B. The Tips (each elaborated more fully in the post)

1. "Start small and early."

  • "[C]apitaliz[e] on the advantages of your 'early-career' status."

2. "But dream big (with the help of a mentor)."

  • "Bit-by-bit, bite off small chunks of that larger project by writing small grants designed to support one or more of your five specific aims."
  • "This approach is critical as grant-review panels often see a large grant as the culmination of a growing body of work progressing from modest seed grants to larger and larger awards, in a cumulative fashion."

3. "Look at who and what got funded before."

  •  "[A]sk those recipients if they are willing to share their successful applications with you — to give you a sense of the appropriate scope and depth of a successful research plan."

4. "Spend half of your time on the abstract and aims."

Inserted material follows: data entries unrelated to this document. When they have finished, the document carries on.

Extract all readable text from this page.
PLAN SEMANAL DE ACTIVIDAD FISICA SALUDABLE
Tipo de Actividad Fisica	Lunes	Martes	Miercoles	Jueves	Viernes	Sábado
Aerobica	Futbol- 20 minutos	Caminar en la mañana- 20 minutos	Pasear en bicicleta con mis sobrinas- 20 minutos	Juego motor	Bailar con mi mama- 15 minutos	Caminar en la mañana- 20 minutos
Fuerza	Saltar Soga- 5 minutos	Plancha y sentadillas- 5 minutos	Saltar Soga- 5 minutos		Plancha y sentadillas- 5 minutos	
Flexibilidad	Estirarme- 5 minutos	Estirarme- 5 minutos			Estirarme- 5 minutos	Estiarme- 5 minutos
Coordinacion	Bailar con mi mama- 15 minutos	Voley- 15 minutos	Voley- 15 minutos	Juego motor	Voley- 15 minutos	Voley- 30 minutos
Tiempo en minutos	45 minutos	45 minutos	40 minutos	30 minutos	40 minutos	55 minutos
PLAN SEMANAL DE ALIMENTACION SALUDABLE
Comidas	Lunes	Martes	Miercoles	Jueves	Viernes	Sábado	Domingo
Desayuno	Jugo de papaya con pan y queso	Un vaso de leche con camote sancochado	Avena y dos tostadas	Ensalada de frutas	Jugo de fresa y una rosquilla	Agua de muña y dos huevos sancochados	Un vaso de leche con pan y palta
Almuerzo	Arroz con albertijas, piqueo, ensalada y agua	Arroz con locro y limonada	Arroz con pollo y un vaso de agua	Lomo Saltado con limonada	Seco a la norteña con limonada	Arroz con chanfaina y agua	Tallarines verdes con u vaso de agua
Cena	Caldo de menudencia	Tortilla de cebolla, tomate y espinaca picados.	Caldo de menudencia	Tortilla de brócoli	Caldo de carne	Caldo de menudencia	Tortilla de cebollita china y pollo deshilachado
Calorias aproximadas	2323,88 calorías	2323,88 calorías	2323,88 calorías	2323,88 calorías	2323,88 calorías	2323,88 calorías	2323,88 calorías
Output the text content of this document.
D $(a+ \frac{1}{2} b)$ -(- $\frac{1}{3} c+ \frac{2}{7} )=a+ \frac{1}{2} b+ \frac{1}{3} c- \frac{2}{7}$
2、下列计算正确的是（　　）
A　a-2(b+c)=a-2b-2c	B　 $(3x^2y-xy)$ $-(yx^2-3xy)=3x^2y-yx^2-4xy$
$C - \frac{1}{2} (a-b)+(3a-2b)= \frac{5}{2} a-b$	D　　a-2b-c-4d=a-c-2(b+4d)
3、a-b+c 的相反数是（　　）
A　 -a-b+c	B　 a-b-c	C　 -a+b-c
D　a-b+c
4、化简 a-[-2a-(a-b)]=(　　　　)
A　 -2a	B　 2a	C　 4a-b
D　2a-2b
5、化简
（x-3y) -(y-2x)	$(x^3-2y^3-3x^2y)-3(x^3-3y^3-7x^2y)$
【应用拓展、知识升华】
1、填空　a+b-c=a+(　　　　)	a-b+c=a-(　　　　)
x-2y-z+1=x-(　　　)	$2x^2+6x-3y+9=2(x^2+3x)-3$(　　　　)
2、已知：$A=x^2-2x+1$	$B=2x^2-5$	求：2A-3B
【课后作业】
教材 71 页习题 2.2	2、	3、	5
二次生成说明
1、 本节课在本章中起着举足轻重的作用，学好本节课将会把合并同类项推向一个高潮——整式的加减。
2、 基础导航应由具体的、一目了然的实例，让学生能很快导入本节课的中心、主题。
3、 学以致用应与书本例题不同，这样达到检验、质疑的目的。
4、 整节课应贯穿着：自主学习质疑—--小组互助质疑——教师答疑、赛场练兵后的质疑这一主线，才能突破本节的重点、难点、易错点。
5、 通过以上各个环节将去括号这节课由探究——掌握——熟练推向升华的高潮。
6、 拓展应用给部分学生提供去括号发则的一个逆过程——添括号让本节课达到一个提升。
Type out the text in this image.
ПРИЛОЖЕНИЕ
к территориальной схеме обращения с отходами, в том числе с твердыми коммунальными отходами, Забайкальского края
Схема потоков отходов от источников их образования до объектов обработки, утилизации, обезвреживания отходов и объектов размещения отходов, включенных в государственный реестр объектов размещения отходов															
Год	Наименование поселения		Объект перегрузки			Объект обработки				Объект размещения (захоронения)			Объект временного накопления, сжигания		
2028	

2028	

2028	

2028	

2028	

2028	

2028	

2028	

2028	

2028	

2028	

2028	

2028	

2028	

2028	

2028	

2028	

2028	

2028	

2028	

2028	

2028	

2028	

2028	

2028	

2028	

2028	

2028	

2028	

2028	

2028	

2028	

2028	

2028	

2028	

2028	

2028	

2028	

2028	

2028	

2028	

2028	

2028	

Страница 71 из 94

  • "Send a one-page sketch of your project abstract and aims to your mentor and co-investigators early in the grant-writing process with the goal of kicking off an iterative process of review and revision."

5. "Show that you can pull it off."

  • "[C]ollaborate on the grant with senior investigators who have conducted similar projects."
  • "Show established working relationships with them either via co-authored publications, co-presentations, and/or via an established mentoring relationship."
  • "[P]resent evidence that you have conducted smaller-scale feasibility studies."

6. "Match your methods and aims."

  • "[A] focused methodological plan directly tied to your specific aims will be the most impressive to reviewers."

7. "You can never have too many figures or tables."

  • "They make it easy for a reviewer to quickly grasp your proposal ... [and]  help you to crystallize your specific aims and study methods."

8. "Seek external reviews prior to submission."

  • "The same person cannot write a grant and review it for clarity."
  • "You will miss errors, simply by virtue of your familiarity with the material."

9. "Be kind to reviewers."

  • "Use the grant-review criteria as subheadings in your proposal, making it easier for the panelists to fill out their review forms."

10. "Choose a topic that you find interesting."

  • "If you aren’t very interested in the project, that is likely to come through in your proposal."